Bjarne Wernicke-Olesen is a research lecturer (associate professor) at the Oxford Centre for Hindu Studies and a tutor in Hinduism, Buddhism and Sanskrit at the Faculty of Theology and Religion at Oxford University. His research interests are: Religion, Hinduism, Indic languages (especially Sanskrit, Vedic and Pali); Śāktism and tantric traditions; ascetic reformism (6th to 2nd century BCE); the Middle Ages in India and Nepal; Yoga and asceticism; Myths and rituals; the history of ideas in South Asia; religious historiography. Wernicke-Olesen is the leader of the Śākta Traditions project, an international research project with a focus on Indian religious traditions of South Asia.

Wernicke-Olesen is author of the Danish Sanskrit grammar and reader Gudernes Sprog: Klassisk sanskrit på dansk ("The language of the Gods: Classic Sanskrit in Danish"). This Sanskrit grammar is the first of its type in a Scandinavian language since Niels Ludvig Westergaard's "Kortfattet Sanskrit Formlære" in 1846, and was welcomed by professor Gavin Flood as "a landmark publication in Scandinavian Indology".

== Publications ==
- (2009) Bhagavadgītā - Ny dansk oversættelse (in Danish). Aarhus: Forlaget Gammelmark.
- (2014) Gudernes sprog: Klassisk sanskrit på dansk (in Danish). 2 vols. Højbjerg: Forlaget Univers.
- (2015) [Editor] Goddess Traditions in Tantric Hinduism: History, practice and doctrine. Oxford: Routledge.
- (2015) Varanasi: Hinduismens brændpunkt (in Danish).

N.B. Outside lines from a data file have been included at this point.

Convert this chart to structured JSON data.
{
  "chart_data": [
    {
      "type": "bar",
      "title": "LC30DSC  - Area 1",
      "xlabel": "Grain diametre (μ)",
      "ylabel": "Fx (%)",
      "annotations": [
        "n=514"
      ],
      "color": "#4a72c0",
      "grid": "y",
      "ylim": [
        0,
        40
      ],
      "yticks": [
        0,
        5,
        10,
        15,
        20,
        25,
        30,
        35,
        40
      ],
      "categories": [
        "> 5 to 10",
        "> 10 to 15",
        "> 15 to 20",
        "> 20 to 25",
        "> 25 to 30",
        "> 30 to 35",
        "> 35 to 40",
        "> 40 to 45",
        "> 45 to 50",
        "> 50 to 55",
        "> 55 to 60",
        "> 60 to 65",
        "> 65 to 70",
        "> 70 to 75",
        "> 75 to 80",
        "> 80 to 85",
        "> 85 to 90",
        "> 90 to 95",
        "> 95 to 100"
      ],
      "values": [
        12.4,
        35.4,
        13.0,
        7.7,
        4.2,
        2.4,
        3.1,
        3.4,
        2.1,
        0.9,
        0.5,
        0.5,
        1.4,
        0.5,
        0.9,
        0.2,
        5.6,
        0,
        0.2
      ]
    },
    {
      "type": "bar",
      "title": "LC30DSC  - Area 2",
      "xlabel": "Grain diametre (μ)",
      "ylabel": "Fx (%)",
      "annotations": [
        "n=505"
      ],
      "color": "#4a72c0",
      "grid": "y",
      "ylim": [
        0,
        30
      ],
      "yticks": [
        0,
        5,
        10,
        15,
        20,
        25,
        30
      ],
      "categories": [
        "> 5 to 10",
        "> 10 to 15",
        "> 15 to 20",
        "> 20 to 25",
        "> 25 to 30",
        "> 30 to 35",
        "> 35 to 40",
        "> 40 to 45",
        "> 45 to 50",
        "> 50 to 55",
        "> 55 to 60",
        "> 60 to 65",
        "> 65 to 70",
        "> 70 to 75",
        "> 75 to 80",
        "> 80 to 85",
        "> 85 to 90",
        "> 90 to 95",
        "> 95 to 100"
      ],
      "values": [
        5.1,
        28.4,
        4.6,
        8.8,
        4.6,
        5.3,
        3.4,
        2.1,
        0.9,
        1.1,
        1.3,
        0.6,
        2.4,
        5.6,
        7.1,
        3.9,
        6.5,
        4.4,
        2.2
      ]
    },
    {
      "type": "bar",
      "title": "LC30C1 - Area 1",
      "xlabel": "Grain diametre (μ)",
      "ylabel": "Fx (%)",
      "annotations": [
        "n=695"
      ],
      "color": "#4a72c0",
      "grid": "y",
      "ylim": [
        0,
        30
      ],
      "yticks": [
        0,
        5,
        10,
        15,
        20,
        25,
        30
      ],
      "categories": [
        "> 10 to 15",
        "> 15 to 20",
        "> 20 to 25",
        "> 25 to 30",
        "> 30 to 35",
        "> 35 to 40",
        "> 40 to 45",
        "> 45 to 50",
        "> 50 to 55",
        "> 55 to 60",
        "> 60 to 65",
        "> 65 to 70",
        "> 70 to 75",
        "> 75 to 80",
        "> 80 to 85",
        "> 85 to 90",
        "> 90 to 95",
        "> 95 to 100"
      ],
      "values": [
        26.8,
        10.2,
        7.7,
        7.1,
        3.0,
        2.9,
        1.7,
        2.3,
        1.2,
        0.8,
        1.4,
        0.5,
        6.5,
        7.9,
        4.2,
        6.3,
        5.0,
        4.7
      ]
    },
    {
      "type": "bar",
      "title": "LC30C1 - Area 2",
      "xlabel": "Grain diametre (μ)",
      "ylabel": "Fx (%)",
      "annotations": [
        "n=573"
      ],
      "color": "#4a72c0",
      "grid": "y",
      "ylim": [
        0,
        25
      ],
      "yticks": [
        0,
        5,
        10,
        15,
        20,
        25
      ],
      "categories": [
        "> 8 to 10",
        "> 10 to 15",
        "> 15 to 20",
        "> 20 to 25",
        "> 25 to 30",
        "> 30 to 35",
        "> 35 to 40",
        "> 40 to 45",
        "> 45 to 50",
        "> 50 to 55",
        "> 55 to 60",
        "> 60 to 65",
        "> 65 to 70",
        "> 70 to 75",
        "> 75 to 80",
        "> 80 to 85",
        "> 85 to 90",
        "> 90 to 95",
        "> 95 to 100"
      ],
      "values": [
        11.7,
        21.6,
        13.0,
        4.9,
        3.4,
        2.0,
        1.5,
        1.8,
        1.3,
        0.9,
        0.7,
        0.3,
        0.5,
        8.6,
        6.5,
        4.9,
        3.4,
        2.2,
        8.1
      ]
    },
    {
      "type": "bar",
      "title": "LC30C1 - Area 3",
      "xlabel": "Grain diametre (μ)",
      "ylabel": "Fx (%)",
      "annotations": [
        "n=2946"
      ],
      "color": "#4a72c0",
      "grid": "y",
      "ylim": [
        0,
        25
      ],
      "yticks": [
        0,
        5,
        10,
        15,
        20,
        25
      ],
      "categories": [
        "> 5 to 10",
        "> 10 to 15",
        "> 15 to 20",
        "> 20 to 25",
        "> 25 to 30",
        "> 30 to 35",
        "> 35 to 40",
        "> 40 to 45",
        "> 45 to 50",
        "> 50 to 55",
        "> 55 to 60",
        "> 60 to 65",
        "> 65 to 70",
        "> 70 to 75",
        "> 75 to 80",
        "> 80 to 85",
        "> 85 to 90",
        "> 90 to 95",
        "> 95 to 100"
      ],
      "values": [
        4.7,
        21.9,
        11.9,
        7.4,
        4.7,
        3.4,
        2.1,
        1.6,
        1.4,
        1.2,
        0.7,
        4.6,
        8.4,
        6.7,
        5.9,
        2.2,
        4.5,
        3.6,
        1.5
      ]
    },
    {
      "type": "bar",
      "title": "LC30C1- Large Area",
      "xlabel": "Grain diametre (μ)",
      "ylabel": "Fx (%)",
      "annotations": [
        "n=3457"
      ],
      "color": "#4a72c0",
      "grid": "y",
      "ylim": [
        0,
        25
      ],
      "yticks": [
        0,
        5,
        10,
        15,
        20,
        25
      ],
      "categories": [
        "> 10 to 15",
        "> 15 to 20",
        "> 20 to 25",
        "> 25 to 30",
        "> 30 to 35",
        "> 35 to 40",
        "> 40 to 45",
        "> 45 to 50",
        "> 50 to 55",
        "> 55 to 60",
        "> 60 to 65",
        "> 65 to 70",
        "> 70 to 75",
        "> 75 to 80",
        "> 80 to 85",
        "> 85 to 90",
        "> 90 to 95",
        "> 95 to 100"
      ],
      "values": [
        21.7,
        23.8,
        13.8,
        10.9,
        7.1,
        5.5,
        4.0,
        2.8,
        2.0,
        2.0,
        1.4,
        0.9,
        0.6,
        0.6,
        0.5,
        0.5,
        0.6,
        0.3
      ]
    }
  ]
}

Aarhus: Systime.
- (2017) [Co-author] "Übungswissen in Yoga, Tantra und Asketismus des frühen indischen Mittelalters" (in German), in Almut-Barbara Renger and Alexandra Stellmacher (eds), Übungswissen in Religion und Philosophie: Produktion, Weitergabe, Wandel, pp. 241-257. Berlin: LIT Verlag.